Wat onthouden we op positief vlak? Ik heb in mijn antwoord op de twee vorige vragen al een heel stuk van de sluier opgelicht. Op het lustrumfeest en de lancering van het Kinderkunstenjaar, dat ik daarnet vermelde, had ik een open gesprek met mijn Franstalige collega-minister. Zowel in het culturele veld, op ambtelijk als op politiek niveau is er heel wat samengewerkt en afgestemd. Dat op zich is al zeer positief. We vinden elkaar terug. Er ontstaan opnieuw normale dialogen. Wat meer is: er is een sterk vertrouwen om verder met elkaar te werken.
Voor de culturele sector gaat er 820.000 euro aan subsidies in vijf jaar over de vier oproepen heen naar het werkveld. Dat heeft zijn effect niet gemist. De actoren in de culturele sector aan beide zijden van de taalgrens vinden elkaar wel degelijk. Uiteindelijk hebben een 450-tal organisaties meegedongen naar een subsidie voor een samenwerkingsproject. Men kan dus niet zeggen dat daar geen vraag naar was. 170 ervan hebben daadwerkelijk kunnen gebruikmaken van de subsidies voor 85 samenwerkingsprojecten. Dat zijn toch wel mooie aantallen.

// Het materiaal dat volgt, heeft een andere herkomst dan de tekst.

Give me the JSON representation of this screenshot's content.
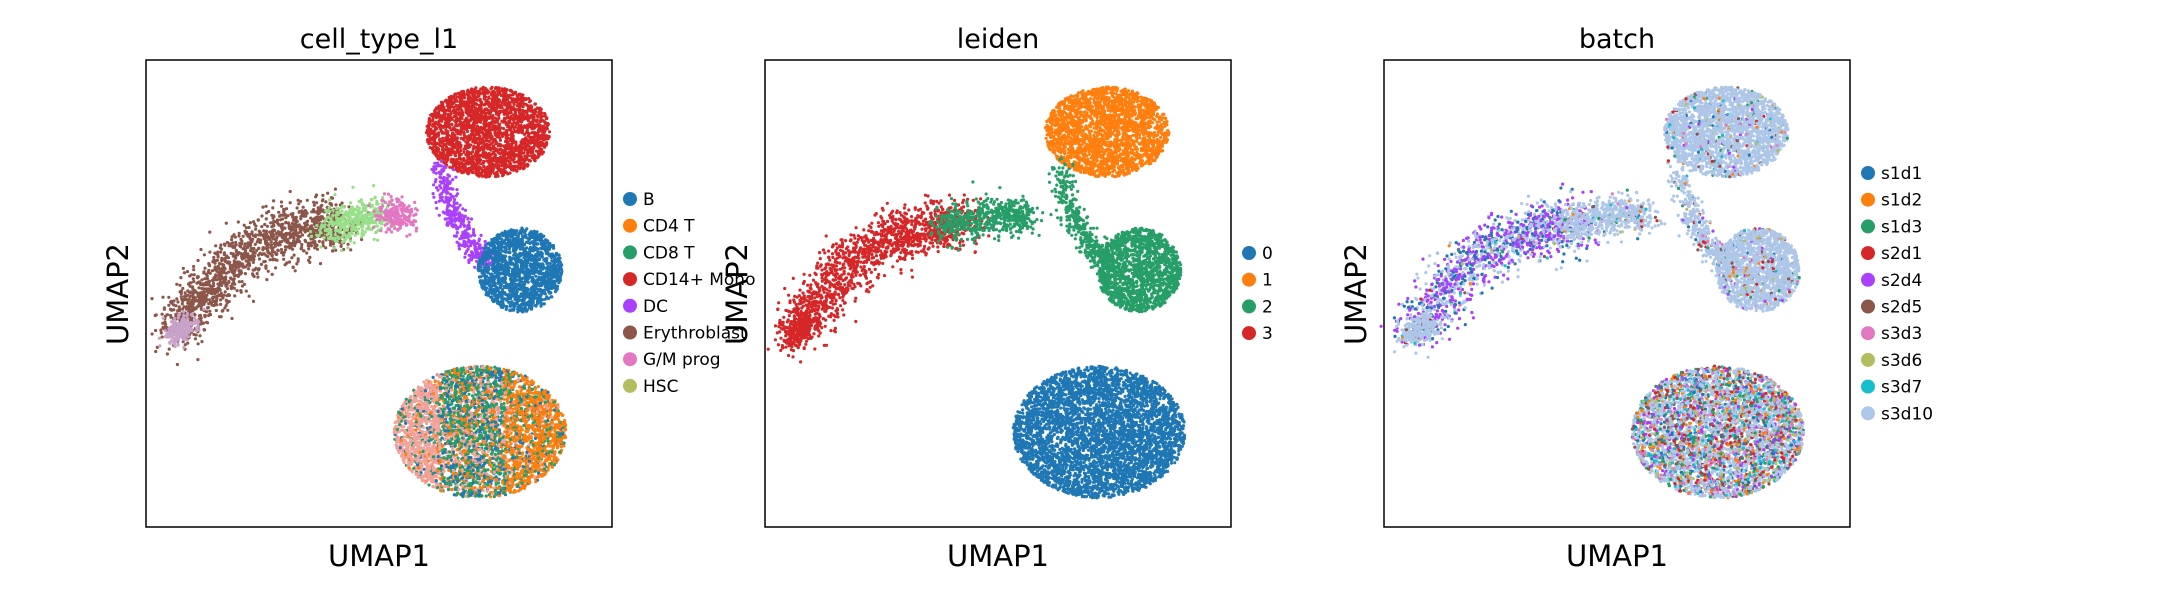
{
  "chart_data": [
    {
      "type": "scatter",
      "title": "cell_type_l1",
      "xlabel": "UMAP1",
      "ylabel": "UMAP2",
      "xticks": "none",
      "yticks": "none",
      "legend_position": "right",
      "legend": [
        {
          "label": "B",
          "color": "#1f77b4"
        },
        {
          "label": "CD4 T",
          "color": "#ff7f0e"
        },
        {
          "label": "CD8 T",
          "color": "#279e68"
        },
        {
          "label": "CD14+ Mono",
          "color": "#d62728"
        },
        {
          "label": "DC",
          "color": "#aa40fc"
        },
        {
          "label": "Erythroblast",
          "color": "#8c564b"
        },
        {
          "label": "G/M prog",
          "color": "#e377c2"
        },
        {
          "label": "HSC",
          "color": "#b5bd61"
        }
      ],
      "extra_colors": [
        "#f2a29b",
        "#c8a2c8",
        "#98df8a"
      ]
    },
    {
      "type": "scatter",
      "title": "leiden",
      "xlabel": "UMAP1",
      "ylabel": "UMAP2",
      "xticks": "none",
      "yticks": "none",
      "legend_position": "right",
      "legend": [
        {
          "label": "0",
          "color": "#1f77b4"
        },
        {
          "label": "1",
          "color": "#ff7f0e"
        },
        {
          "label": "2",
          "color": "#279e68"
        },
        {
          "label": "3",
          "color": "#d62728"
        }
      ]
    },
    {
      "type": "scatter",
      "title": "batch",
      "xlabel": "UMAP1",
      "ylabel": "UMAP2",
      "xticks": "none",
      "yticks": "none",
      "legend_position": "right",
      "legend": [
        {
          "label": "s1d1",
          "color": "#1f77b4"
        },
        {
          "label": "s1d2",
          "color": "#ff7f0e"
        },
        {
          "label": "s1d3",
          "color": "#279e68"
        },
        {
          "label": "s2d1",
          "color": "#d62728"
        },
        {
          "label": "s2d4",
          "color": "#aa40fc"
        },
        {
          "label": "s2d5",
          "color": "#8c564b"
        },
        {
          "label": "s3d3",
          "color": "#e377c2"
        },
        {
          "label": "s3d6",
          "color": "#b5bd61"
        },
        {
          "label": "s3d7",
          "color": "#17becf"
        },
        {
          "label": "s3d10",
          "color": "#aec7e8"
        }
      ]
    }
  ]
}
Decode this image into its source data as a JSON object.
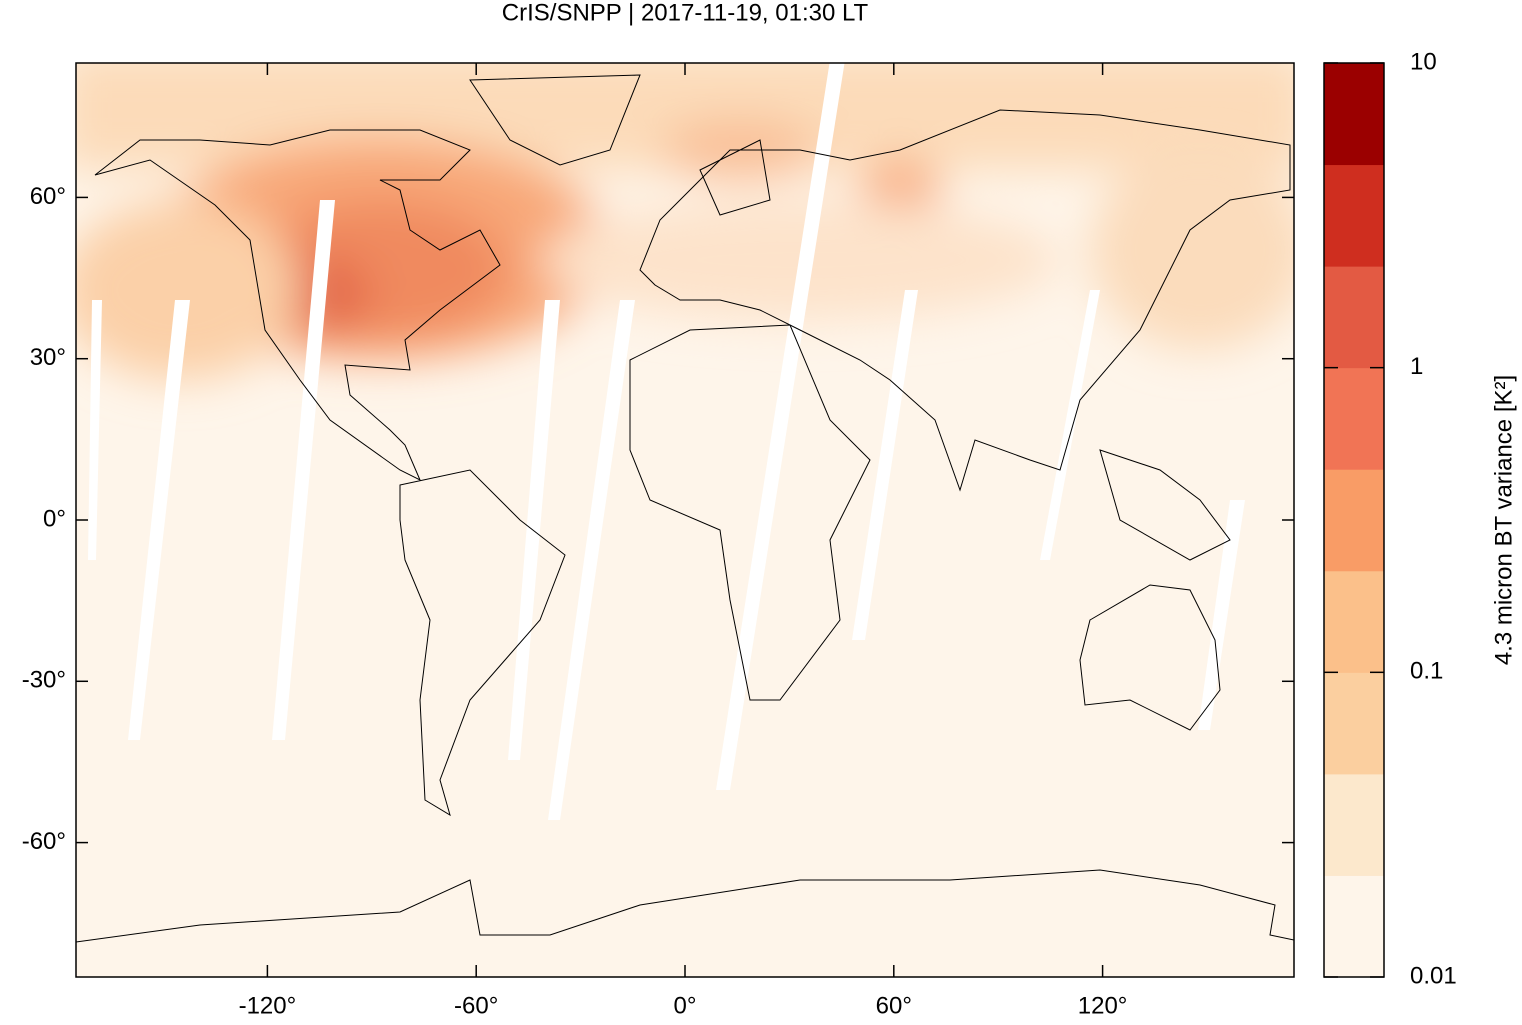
{
  "chart_data": {
    "type": "map",
    "title": "CrIS/SNPP | 2017-11-19, 01:30 LT",
    "xlim": [
      -175,
      175
    ],
    "ylim": [
      -85,
      85
    ],
    "xticks": [
      {
        "value": -120,
        "label": "-120°"
      },
      {
        "value": -60,
        "label": "-60°"
      },
      {
        "value": 0,
        "label": "0°"
      },
      {
        "value": 60,
        "label": "60°"
      },
      {
        "value": 120,
        "label": "120°"
      }
    ],
    "yticks": [
      {
        "value": 60,
        "label": "60°"
      },
      {
        "value": 30,
        "label": "30°"
      },
      {
        "value": 0,
        "label": "0°"
      },
      {
        "value": -30,
        "label": "-30°"
      },
      {
        "value": -60,
        "label": "-60°"
      }
    ],
    "colorbar": {
      "label": "4.3 micron BT variance [K²]",
      "lim": [
        0.01,
        10
      ],
      "log": true,
      "ticks": [
        0.01,
        0.1,
        1,
        10
      ],
      "colors": [
        "#fef5ea",
        "#fce8cc",
        "#fbcf9f",
        "#fbc08a",
        "#f99c66",
        "#f17455",
        "#e35a43",
        "#cf2e1f",
        "#9b0000"
      ]
    }
  }
}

Dat vanuit alle sectoren samenwerking tot stand komt, is ook zeer positief. Het betreft niet alleen de professionele kunsten. In de inhoudelijke analyse komt tevens naar voren dat culturele organisaties aangeven dat ze door het akkoord de blik meer hebben gericht naar het andere landsdeel en dat vele verrassende en aangename ontdekkingen deden. Ik denk bijvoorbeeld aan de samenwerking tussen Museum Dr. Guislain en het belangrijke centrum voor art brut, La “S” Grand Atelier in Vielsalm, en aan de samenwerkingen tussen de musea over grafische industrie. Er zijn nog meer voorbeelden te noemen.
Ook de speerpuntprojecten maken in toenemende mate het verschil: denk aan het invoeren van de Museumpas en de lancering van het Kinderkunstenjaar in beide gemeenschappen.
Wat zijn positieve zaken op het administratieve luik? Beide administraties hebben elkaar de voorbije jaren beter leren kennen en hebben dankzij overleg gezamenlijke standpuntbepalingen en belangenbehartiging van de culturele sector op federaal niveau en op Europees of internationaal niveau nagestreefd. Ik mag zeker stellen dat de onderlinge betrekkingen versterkt zijn. Persoonlijk vind ik deze samenwerking en beleidsuitwisseling in de backoffice van groot belang.
Er is ook uitwisseling geweest op directieniveau, rond thema’s als cultuureducatie, en binnenkort over innovatiepartnerprojecten en budgetanalyses. Er wordt nauw samengewerkt rond erfgoedbeleid, en er is de dynamiek rond het ambtelijk platform ‘in- en uitvoer van cultuurgoederen’. Dat is een belangrijke dynamiek.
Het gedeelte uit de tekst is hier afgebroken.